Je le répète: les étudiants qui terminent fin janvier ou fin février sont vraiment minoritaires, ce projet de loi vise la majorité des familles pour qu'elles ne soient pas pénalisées. Le rapporteur de minorité n'a pas pu avancer de chiffres indiquant combien de foyers seraient concernés par des jeunes terminant les études fin janvier ou fin février, sans parler du fait qu'il n'est pas certain que ceux-ci trouvent directement un travail.
Mme Nathalie Fontanet, conseillère d'Etat. Comme pour le projet de loi précédent, le Conseil d'Etat ne partage pas l'avis de certains députés qui prétendent qu'il s'agit de cadeaux de Noël. Non, c'est une réalité, les familles font face à des difficultés, et tant l'ancien projet de loi que celui-ci tentent d'y répondre. Seulement, comme déjà exprimé, le Conseil d'Etat se trouve dans une situation dans laquelle il n'est pas en mesure de soutenir ces projets. Merci, Monsieur le président.

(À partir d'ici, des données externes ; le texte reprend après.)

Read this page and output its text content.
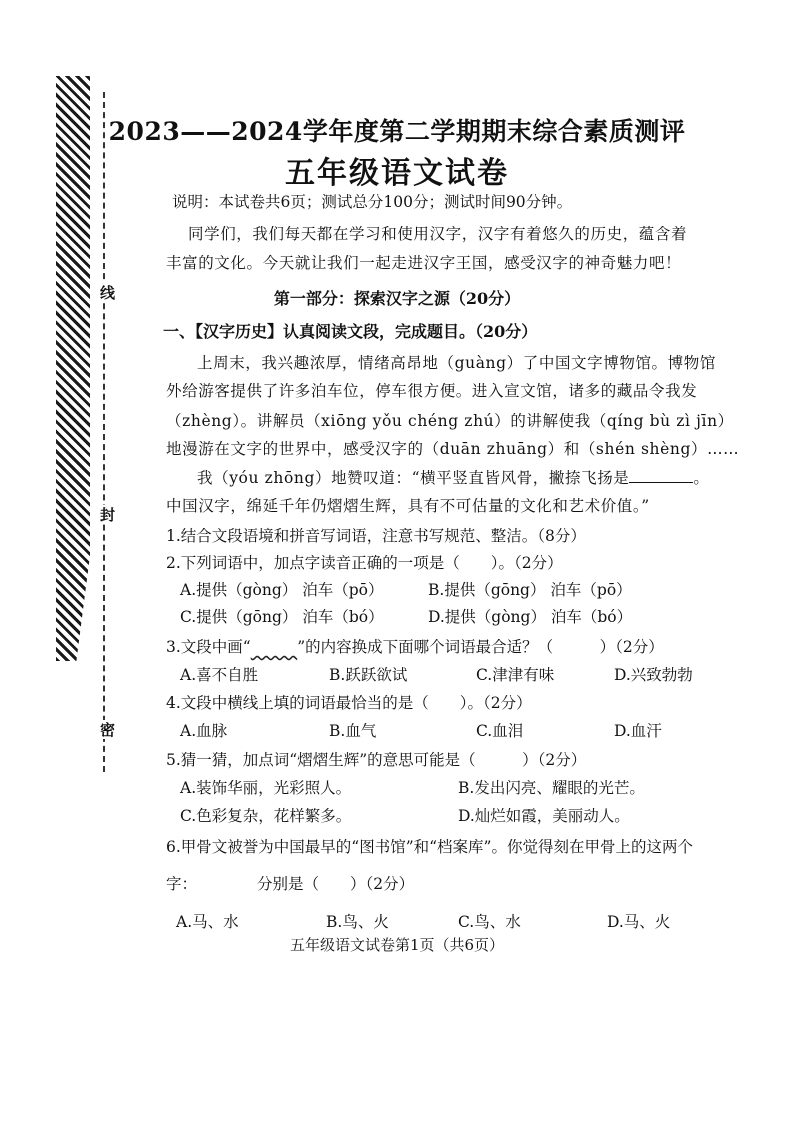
线
封
密
2023——2024学年度第二学期期末综合素质测评
五年级语文试卷
说明：本试卷共6页；测试总分100分；测试时间90分钟。
同学们，我们每天都在学习和使用汉字，汉字有着悠久的历史，蕴含着
丰富的文化。今天就让我们一起走进汉字王国，感受汉字的神奇魅力吧！
第一部分：探索汉字之源（20分）
一、【汉字历史】认真阅读文段，完成题目。（20分）
上周末，我兴趣浓厚，情绪高昂地（guàng）了中国文字博物馆。博物馆
外给游客提供了许多泊车位，停车很方便。进入宣文馆，诸多的藏品令我发
（zhèng）。讲解员（xiōng yǒu chéng zhú）的讲解使我（qíng bù zì jīn）
地漫游在文字的世界中，感受汉字的（duān zhuāng）和（shén shèng）……
我（yóu zhōng）地赞叹道：“横平竖直皆风骨，撇捺飞扬是	。
中国汉字，绵延千年仍熠熠生辉，具有不可估量的文化和艺术价值。”
1.结合文段语境和拼音写词语，注意书写规范、整洁。（8分）
2.下列词语中，加点字读音正确的一项是（　　）。（2分）
A.提供（gòng） 泊车（pō）	B.提供（gōng） 泊车（pō）
C.提供（gōng） 泊车（bó）	D.提供（gòng） 泊车（bó）
3.文段中画“　　　	”的内容换成下面哪个词语最合适？（　　　）（2分）
A.喜不自胜	B.跃跃欲试	C.津津有味	D.兴致勃勃
4.文段中横线上填的词语最恰当的是（　　）。（2分）
A.血脉	B.血气	C.血泪	D.血汗
5.猜一猜，加点词“熠熠生辉”的意思可能是（　　　）（2分）
A.装饰华丽，光彩照人。	B.发出闪亮、耀眼的光芒。
C.色彩复杂，花样繁多。	D.灿烂如霞，美丽动人。
6.甲骨文被誉为中国最早的“图书馆”和“档案库”。你觉得刻在甲骨上的这两个
字：	分别是（　　）（2分）
A.马、水	B.鸟、火	C.鸟、水	D.马、火
五年级语文试卷第1页（共6页）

Le président. Je vous remercie, Madame la conseillère d'Etat. Mesdames et Messieurs, nous passons au vote sur l'entrée en matière.
Mis aux voix, le projet de loi 12189 est adopté en premier débat par 95 oui (unanimité des votants).
Deuxième débat
Mis aux voix, le titre et le préambule sont adoptés.
Le président. Nous sommes saisis d'un amendement à l'article 39, alinéa 2, lettre b, que vous trouvez à la dernière page du rapport. Il consiste à ajouter à la fin du texte la phrase suivante: «Cette charge est calculée au prorata du nombre de mois de formation durant l'année civile.»
Mis aux voix, cet amendement est rejeté par 55 non contre 40 oui.
Mis aux voix, l'art. 39, al. 2, lettre b (nouvelle teneur), est adopté.
Mis aux voix, l'art. 1 (souligné) est adopté, de même que l'art. 2 (souligné).
Troisième débat
Mise aux voix, la loi 12189 est adoptée en troisième débat dans son ensemble par 57 oui contre 41 non. (Applaudissements à l'annonce du résultat.)